How Far Can You Go?
- First edition
- Author: David Lodge
- Language: English
- Publisher: Secker & Warburg
- Publication date: 1980
- Publication place: United Kingdom
- Media type: Print (hardcover, paperback)
- Pages: 244
- ISBN: 0-436-25661-4

= How Far Can You Go? =

1980 novel by David Lodge

How Far Can You Go? (1980) is a novel by British writer and academic David Lodge. It was renamed Souls and Bodies when published in the United States. It won the Whitbread Book of the Year award (1980), and went straight into paperback in Penguin Books in 1981.

==Plot summary==
The book deals with the intersecting lives of a group of English Catholics from their years as students at University College London in the early 1950s up to the late 1970s. The characters are confronted with a wide range of issues and experiences including marriage, contraception, adultery, illness, grief and, most important of all, the changes in the Catholic Church brought about by the Second Vatican Council and the papal encyclical against contraception, Humanae vitae (1968).

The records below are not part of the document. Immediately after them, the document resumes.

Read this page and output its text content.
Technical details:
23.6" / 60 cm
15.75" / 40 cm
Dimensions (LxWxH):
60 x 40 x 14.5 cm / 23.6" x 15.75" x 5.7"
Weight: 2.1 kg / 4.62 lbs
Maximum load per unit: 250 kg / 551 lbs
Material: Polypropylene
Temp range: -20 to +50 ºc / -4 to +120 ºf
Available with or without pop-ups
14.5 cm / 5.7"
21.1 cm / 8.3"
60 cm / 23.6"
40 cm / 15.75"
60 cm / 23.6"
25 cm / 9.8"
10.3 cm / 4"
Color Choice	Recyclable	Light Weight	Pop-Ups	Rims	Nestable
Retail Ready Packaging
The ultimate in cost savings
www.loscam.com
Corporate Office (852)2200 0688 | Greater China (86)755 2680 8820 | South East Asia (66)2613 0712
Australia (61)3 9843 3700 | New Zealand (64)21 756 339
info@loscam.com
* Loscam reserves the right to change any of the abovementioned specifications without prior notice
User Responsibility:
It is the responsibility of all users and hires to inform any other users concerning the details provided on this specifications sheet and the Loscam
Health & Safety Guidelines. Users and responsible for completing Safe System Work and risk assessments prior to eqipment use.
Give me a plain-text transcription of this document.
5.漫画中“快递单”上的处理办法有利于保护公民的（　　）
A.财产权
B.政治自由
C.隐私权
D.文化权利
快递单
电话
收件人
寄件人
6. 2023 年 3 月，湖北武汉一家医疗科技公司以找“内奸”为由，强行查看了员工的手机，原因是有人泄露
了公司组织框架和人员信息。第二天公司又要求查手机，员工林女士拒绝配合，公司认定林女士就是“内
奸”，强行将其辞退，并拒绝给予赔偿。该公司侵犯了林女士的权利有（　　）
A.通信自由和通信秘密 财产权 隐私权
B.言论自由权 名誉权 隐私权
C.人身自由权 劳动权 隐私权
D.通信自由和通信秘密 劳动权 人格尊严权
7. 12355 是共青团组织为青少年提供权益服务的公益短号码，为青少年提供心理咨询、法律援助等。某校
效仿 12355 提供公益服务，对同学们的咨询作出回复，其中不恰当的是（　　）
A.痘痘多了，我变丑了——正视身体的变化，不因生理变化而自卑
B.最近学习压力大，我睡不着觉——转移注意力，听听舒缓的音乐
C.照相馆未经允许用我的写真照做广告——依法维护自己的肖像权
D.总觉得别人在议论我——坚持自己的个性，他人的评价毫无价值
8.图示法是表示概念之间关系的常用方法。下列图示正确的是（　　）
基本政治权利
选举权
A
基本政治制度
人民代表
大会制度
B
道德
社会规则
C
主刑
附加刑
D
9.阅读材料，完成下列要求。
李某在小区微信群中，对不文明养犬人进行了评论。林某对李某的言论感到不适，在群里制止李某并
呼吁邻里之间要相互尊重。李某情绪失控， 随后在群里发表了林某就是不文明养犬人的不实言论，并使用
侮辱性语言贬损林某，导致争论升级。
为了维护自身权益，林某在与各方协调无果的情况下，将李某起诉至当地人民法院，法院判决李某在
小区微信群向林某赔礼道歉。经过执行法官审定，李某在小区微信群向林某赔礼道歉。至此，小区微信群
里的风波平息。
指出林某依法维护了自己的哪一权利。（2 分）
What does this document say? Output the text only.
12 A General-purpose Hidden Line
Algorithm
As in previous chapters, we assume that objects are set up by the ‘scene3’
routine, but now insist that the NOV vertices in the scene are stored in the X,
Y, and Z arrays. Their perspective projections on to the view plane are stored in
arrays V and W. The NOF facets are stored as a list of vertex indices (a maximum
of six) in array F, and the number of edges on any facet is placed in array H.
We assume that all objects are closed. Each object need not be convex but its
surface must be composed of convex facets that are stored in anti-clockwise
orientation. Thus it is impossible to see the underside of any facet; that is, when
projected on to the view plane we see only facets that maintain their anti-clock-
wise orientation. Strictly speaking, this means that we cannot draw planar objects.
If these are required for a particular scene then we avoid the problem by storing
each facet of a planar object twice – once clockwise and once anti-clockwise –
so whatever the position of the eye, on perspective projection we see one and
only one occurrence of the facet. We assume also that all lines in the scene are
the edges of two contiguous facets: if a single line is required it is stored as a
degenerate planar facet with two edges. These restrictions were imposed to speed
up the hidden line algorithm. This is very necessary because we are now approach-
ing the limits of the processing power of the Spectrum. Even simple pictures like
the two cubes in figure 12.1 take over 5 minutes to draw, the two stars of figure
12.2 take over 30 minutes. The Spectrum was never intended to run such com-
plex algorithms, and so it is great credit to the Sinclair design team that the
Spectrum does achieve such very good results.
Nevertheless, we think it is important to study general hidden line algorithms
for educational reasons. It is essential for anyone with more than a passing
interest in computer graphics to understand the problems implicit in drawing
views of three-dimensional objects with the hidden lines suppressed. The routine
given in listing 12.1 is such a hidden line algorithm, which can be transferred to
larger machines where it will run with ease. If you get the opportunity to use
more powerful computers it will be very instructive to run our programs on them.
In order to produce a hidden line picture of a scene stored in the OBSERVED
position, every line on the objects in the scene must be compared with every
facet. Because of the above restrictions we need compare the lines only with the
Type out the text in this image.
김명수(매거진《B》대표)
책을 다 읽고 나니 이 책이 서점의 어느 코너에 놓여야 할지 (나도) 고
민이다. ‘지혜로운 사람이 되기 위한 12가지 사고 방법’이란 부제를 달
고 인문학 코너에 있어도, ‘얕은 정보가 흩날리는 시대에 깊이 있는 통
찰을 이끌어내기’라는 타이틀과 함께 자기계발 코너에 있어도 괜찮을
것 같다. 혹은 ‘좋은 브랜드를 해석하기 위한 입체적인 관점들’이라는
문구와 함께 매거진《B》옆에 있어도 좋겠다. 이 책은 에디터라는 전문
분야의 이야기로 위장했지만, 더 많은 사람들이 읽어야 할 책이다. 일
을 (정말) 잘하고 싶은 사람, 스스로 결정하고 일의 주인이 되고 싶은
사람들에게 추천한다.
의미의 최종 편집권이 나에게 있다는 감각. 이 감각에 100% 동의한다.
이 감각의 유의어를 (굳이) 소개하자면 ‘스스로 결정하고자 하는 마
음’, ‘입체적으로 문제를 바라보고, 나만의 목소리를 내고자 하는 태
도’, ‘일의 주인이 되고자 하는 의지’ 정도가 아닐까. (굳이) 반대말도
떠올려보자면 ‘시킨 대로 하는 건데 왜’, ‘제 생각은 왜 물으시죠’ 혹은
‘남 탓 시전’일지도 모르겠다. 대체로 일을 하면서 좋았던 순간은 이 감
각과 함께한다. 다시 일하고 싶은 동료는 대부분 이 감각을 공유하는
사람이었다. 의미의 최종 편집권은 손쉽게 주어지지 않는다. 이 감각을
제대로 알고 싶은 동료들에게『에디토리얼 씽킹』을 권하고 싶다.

The title's meaning is twofold: it is on the one hand a reference to how far you ought to go with a member of the other sex before marriage, but also to the question of disorientation in the face of abrupt changes in the Church within only a few years.

==Major themes==
The novel is a satire on life for young English Catholics in the 1950s and 1960s, depicting them juggling the pressures of youth, sexual desire and the modern world with rigid rules about the avoidance of pleasures, the shame of disappointing Christ and the Virgin, and the fear of hell. Yet it also describes how the loss of faith leads to disorientation and sadness in the characters.

==Cover image==
As explained in the novel, "The name of the game was Salvation, the object to get to heaven and avoid Hell. It was like Snakes and Ladders: sin sent you plummeting down towards the Pit; the sacraments, good deeds, acts of self-mortification, enabled you to climb back towards the light."